Experts have shown that exercising releases endorphins in our brains that make us feel good. Being active doesn’t have to mean going to the gym, competing in triathlons or wearing Lycra.

There are many ways to build activity into our daily lives and it’s about discovering something we enjoy doing and then building it into our routine.

Engaging in exercise can present us with opportunities to meet new people, to engender a sense of belonging, to give us a much-needed break from a stressful day and, above all, to make us feel good about ourselves. Regular exercise is also linked to better sleep which, in turn, is important for helping us to maintain good mental health.

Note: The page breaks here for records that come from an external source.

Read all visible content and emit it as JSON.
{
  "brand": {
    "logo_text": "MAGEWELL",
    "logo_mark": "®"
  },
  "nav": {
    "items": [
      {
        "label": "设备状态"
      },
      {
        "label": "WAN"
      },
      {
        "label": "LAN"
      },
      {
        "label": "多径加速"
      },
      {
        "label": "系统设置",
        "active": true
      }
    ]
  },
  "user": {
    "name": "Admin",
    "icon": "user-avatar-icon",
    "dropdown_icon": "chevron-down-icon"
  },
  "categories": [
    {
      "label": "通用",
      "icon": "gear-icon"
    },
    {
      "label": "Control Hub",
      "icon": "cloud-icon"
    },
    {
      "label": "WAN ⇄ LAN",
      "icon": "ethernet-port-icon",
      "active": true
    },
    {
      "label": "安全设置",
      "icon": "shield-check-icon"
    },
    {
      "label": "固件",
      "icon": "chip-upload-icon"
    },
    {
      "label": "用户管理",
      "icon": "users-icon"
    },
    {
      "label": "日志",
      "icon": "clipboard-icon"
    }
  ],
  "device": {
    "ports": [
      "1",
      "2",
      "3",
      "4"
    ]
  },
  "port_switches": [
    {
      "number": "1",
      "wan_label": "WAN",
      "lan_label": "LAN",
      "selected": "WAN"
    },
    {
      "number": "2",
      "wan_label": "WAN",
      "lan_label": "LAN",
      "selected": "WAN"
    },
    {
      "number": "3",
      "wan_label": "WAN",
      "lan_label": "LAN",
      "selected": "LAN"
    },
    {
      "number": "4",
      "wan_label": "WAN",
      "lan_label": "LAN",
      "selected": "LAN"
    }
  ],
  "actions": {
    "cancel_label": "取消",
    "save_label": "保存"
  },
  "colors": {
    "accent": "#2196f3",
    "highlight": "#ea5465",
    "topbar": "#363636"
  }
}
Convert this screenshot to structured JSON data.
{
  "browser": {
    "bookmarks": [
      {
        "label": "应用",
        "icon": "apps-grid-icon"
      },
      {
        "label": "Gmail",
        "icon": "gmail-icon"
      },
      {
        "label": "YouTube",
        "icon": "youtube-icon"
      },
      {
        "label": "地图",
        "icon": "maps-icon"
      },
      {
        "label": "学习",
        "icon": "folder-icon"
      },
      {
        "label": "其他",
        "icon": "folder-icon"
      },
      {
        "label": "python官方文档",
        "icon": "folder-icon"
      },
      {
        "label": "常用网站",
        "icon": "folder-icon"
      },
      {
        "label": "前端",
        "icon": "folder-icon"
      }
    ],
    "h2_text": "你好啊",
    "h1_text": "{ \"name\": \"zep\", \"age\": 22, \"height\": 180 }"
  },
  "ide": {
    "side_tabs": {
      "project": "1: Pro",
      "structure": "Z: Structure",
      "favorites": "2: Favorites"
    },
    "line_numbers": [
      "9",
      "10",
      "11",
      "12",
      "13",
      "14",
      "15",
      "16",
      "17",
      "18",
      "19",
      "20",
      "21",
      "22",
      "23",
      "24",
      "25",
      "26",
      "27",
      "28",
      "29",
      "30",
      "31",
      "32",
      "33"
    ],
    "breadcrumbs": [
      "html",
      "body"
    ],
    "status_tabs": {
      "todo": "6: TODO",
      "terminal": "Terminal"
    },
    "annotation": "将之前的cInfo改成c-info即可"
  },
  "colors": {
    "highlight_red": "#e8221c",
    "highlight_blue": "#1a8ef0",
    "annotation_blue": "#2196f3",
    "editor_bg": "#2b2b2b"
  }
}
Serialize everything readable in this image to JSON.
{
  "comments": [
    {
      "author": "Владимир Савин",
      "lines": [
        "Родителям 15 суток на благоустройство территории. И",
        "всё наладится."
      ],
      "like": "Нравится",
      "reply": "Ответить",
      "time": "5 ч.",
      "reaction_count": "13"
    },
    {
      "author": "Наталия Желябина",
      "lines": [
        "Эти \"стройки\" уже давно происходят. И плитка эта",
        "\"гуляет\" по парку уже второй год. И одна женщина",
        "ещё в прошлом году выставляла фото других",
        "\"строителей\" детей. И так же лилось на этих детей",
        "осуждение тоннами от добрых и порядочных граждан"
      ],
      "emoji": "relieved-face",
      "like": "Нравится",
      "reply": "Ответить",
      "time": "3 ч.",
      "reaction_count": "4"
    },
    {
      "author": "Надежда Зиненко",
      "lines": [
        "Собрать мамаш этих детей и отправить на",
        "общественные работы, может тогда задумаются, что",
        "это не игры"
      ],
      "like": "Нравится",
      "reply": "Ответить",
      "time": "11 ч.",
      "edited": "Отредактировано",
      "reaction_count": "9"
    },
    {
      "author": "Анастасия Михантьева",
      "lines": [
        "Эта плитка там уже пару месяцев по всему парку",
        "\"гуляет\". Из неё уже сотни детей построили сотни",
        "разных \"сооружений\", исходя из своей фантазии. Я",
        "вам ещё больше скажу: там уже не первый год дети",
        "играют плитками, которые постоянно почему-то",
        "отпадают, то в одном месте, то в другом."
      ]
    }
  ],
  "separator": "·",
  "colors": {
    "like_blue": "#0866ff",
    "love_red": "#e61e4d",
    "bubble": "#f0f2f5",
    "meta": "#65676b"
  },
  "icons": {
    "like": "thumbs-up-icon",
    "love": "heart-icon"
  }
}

Which ways of being active do you enjoy?

 

  1. TAKE NOTICE

We can all get caught up in the relentless busy-ness of modern life. We can become intoxicated with the chatter of the mind. How often are we mind-full as opposed to mindful? Taking a few moments to focus our awareness on what is going on within us and what is going on in nature around us can work wonders for our mental health.

It can free us up, even briefly, from dwelling on the past or worrying about the future. It can help us get more out of our day- to-day lives.

What do you notice about where you are and how you feel right now?

 

  1. KEEP LEARNING

Learning exposes us to new ideas and helps us to stay curious and engaged. It may also give us a sense of accomplishment which, in turn, can boost our confidence.

Learning does not necessarily have to involve lectures, books or traditional teaching methods. It can often take place through doing.

For some, it might involve being shown how to Skype a loved one on the other side of the world, for others it is watching a documentary and for others still, it is experimenting with a new recipe. New learning can happen all the time if we are open to it.

What have you learnt or tried out for the first time recently?

 

  1. GIVE

Doing good is good for us. Helping others makes us feel needed and valued; it can reinforce social connectedness and give us a sense of purpose – not to mention the benefits for those we help and the wider benefit to communities by contributing to a more compassionate society.

Giving ranges from simple, spontaneous acts such as paying a compliment or holding open a door to more structured and significant commitments such as volunteering. What have you done recently to make someone happy or to help others?

 

 

© 2018 Monkstown ETNS. Roll # 20060G. Registered Charity # 20118648.